Looks like there is another silent NSA hack called DoublePulsar that allows the taking over of the kernal. The piece is a bit of a fluff but its got some interesting bits. 

 

Quote

“The world is burning about WannaCry, but this is a nuclear bomb compared to WannaCry,” Mr. Ben-Oni said. “This is different. It’s a lot worse. It steals credentials. You can’t catch it, and it’s happening right under our noses.”

Quote

But in this case, modern-day detection systems created by Cylance, McAfee and Microsoft and patching systems by Tanium did not catch the attack on IDT. Nor did any of the 128 publicly available threat intelligence feeds that IDT subscribes to.

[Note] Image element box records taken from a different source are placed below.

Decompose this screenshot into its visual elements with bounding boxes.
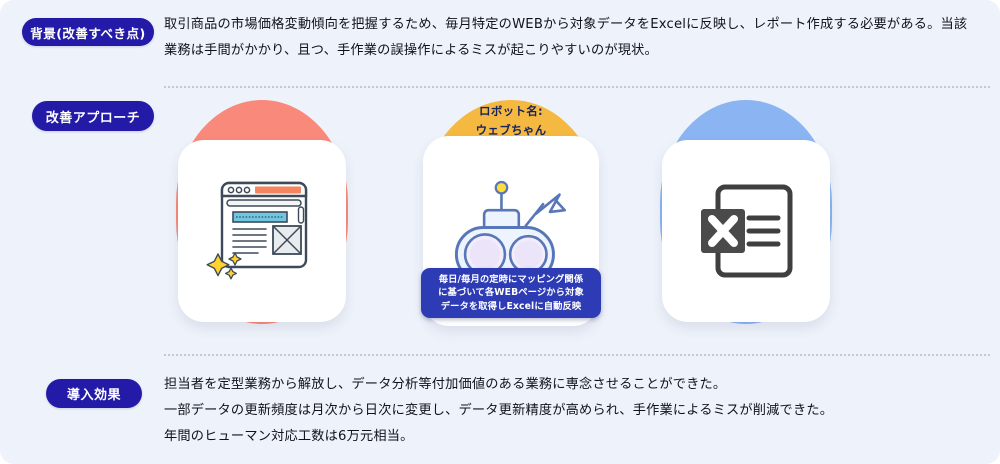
case-study-panel: 背景(改善すべき点) 取引商品の市場価格変動傾向を把握するため、毎月特定のWEB… [0, 0, 1000, 464]
card-surface-web [178, 140, 346, 322]
section-badge-effect: 導入効果 [46, 379, 142, 408]
approach-card-group: ロボット名: ウェブちゃん [164, 96, 990, 346]
effect-line-2: 一部データの更新頻度は月次から日次に変更し、データ更新精度が高められ、手作業によ… [164, 398, 992, 424]
robot-caption: 毎日/毎月の定時にマッピング関係 に基づいて各WEBページから対象 データを取得… [421, 268, 601, 319]
robot-name-line-2: ウェブちゃん [429, 121, 593, 140]
robot-name-label: ロボット名: ウェブちゃん [429, 102, 593, 140]
effect-line-3: 年間のヒューマン対応工数は6万元相当。 [164, 424, 992, 450]
section-badge-approach: 改善アプローチ [32, 101, 154, 131]
divider-bottom [164, 354, 990, 356]
divider-top [164, 86, 990, 88]
card-surface-excel [662, 140, 830, 322]
robot-caption-line-2: に基づいて各WEBページから対象 [427, 286, 595, 300]
excel-document-icon [681, 166, 811, 296]
background-description: 取引商品の市場価格変動傾向を把握するため、毎月特定のWEBから対象データをExc… [164, 12, 992, 64]
background-line-1: 取引商品の市場価格変動傾向を把握するため、毎月特定のWEBから対象データをExc… [164, 12, 992, 38]
robot-caption-line-3: データを取得しExcelに自動反映 [427, 300, 595, 314]
robot-name-line-1: ロボット名: [429, 102, 593, 121]
approach-card-excel [656, 96, 836, 346]
approach-card-web [172, 96, 352, 346]
robot-caption-line-1: 毎日/毎月の定時にマッピング関係 [427, 273, 595, 287]
effect-line-1: 担当者を定型業務から解放し、データ分析等付加価値のある業務に専念させることができ… [164, 372, 992, 398]
section-badge-background: 背景(改善すべき点) [22, 18, 154, 46]
approach-card-robot: ロボット名: ウェブちゃん [407, 96, 615, 346]
background-line-2: 業務は手間がかかり、且つ、手作業の誤操作によるミスが起こりやすいのが現状。 [164, 38, 992, 64]
browser-window-icon [197, 166, 327, 296]
effect-description: 担当者を定型業務から解放し、データ分析等付加価値のある業務に専念させることができ… [164, 372, 992, 450]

Even the 10 threat intelligence feeds that his organization spends a half-million dollars on annually for urgent information failed to report it. He has since threatened to return their products.

 

https://www.nytimes.com/2017/06/22/technology/ransomware-attack-nsa-cyberweapons.html

[Shreyas1]

Is it a patched exploit ?

[MadModder]

Good grief! Your making me want to reach over and unplug my router.

[2FA]

10 minutes ago, Shreyas1 said:

Is it a patched exploit ?

It is patched but Ben-Oni said it still managed to get through.

[sazrocks]

But... what is it? After reading this I have no idea.

 

Edit: Even after reading the article, I still have no idea.

 

It is a kernel level exploit. That could mean hundreds of different things. Heck I didn't see the article say what OSs it affected.